Scientific classification
- Kingdom: Animalia
- Phylum: Chordata
- Class: Actinopterygii
- Order: Blenniiformes
- Family: Pomacentridae
- Genus: Plectroglyphidodon
- Species: P. phoenixensis
- Binomial name: Plectroglyphidodon phoenixensis (Schultz, 1943)
- Synonyms: Abudefduf phoenixensis Schultz, 1943;

= Plectroglyphidodon phoenixensis =

- Genus: Plectroglyphidodon
- Species: phoenixensis
- Authority: (Schultz, 1943)
- Conservation status: LC
- Synonyms: Abudefduf phoenixensis Schultz, 1943

Species of Actinopterygii

Plectroglyphidodon phoenixensis, also known as the phoenix damsel, is a species of Perciformes in the family Pomacentridae.

== Description ==
They have a total of 12 dorsal spines, 16-17 dorsal soft rays, 2 anal spines, and 13-14 anal soft rays.

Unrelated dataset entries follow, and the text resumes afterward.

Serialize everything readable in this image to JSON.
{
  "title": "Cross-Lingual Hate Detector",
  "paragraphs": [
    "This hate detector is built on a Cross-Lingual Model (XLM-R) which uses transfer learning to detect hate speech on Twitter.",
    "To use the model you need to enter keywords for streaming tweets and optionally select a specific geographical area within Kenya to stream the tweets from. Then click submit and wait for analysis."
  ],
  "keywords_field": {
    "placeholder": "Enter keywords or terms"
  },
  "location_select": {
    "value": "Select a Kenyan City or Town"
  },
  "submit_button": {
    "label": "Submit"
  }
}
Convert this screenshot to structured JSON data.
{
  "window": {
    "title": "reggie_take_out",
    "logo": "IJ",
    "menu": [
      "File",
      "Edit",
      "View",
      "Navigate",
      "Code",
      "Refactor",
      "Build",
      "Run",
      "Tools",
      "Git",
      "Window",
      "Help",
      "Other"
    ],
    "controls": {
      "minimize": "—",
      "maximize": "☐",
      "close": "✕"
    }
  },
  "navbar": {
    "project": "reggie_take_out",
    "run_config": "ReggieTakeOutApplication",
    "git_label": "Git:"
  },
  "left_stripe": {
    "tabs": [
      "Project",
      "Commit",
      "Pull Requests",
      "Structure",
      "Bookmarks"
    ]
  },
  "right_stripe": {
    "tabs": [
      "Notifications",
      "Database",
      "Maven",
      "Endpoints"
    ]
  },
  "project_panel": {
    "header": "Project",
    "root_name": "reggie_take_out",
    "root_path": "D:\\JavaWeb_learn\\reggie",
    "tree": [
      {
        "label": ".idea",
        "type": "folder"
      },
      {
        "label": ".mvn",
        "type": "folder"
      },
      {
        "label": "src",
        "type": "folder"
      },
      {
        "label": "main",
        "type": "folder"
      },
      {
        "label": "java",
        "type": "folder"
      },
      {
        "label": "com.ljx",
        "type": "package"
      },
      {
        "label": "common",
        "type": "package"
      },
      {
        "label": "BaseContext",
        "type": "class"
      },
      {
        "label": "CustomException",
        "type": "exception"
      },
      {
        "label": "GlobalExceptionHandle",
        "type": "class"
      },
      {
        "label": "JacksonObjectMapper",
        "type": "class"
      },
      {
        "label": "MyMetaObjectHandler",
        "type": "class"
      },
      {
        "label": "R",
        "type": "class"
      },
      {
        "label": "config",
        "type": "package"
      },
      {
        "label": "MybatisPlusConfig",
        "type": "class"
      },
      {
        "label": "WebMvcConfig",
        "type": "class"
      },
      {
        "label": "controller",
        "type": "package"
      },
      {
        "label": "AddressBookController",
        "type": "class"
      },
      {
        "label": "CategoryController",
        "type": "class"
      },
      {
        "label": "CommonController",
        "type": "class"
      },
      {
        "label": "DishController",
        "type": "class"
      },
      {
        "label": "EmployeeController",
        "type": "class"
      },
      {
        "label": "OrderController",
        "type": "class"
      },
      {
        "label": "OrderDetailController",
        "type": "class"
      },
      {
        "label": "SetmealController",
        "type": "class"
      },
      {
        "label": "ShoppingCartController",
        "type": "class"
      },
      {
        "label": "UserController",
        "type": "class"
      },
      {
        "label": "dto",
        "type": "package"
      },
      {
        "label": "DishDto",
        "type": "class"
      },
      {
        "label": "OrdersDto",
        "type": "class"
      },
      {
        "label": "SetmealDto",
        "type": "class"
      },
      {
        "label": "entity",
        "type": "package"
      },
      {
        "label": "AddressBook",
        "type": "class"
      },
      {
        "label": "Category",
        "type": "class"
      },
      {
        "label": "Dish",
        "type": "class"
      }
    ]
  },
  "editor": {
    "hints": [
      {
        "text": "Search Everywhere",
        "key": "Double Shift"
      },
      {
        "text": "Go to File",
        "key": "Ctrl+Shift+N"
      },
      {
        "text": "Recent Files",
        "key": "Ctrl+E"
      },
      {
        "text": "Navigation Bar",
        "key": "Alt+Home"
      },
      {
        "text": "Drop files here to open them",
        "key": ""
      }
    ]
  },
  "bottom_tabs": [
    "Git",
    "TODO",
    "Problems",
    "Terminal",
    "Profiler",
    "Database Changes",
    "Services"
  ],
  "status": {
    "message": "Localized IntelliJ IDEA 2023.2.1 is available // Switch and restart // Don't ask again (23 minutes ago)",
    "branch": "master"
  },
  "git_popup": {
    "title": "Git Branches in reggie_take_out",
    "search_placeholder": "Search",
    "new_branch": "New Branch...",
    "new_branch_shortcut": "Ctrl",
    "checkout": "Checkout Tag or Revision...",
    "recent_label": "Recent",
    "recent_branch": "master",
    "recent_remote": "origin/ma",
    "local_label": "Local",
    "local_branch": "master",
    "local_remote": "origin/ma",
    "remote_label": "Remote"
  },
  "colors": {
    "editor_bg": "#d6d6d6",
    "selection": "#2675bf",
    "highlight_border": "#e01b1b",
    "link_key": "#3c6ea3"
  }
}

They grow to a maximum length of 9 centimetres (3.5 in).

== Distribution ==
The phoenix damsel is found in the Indo-Pacific region from East Africa through Marquesas Islands, Society Islands and Tuamotus, and north to Ryukyu Islands.

== Habitat and biology ==
The phoenix damsel is found in the surge zone of seaward reef margins, and generally occurs in or near Acropora or Pocillopora coral patches between 1 and 8 m depth. They are demersal; i.e. they occupy the sea floors. They are solitary and territorial. They are herbivores and live off benthic algae. Phoenix damsels are oviparous. They lay eggs which are demersal and adhere to the substrate, and the male guards and aerates them.

== Conservation ==
Their status on the IUCN Red List of Threatened Species is considered Least Concern as of 2025. They appear to be fairly rare in their native range, however. The only known threat to the species is their use in the aquarium trade, but this is not considered a significant one.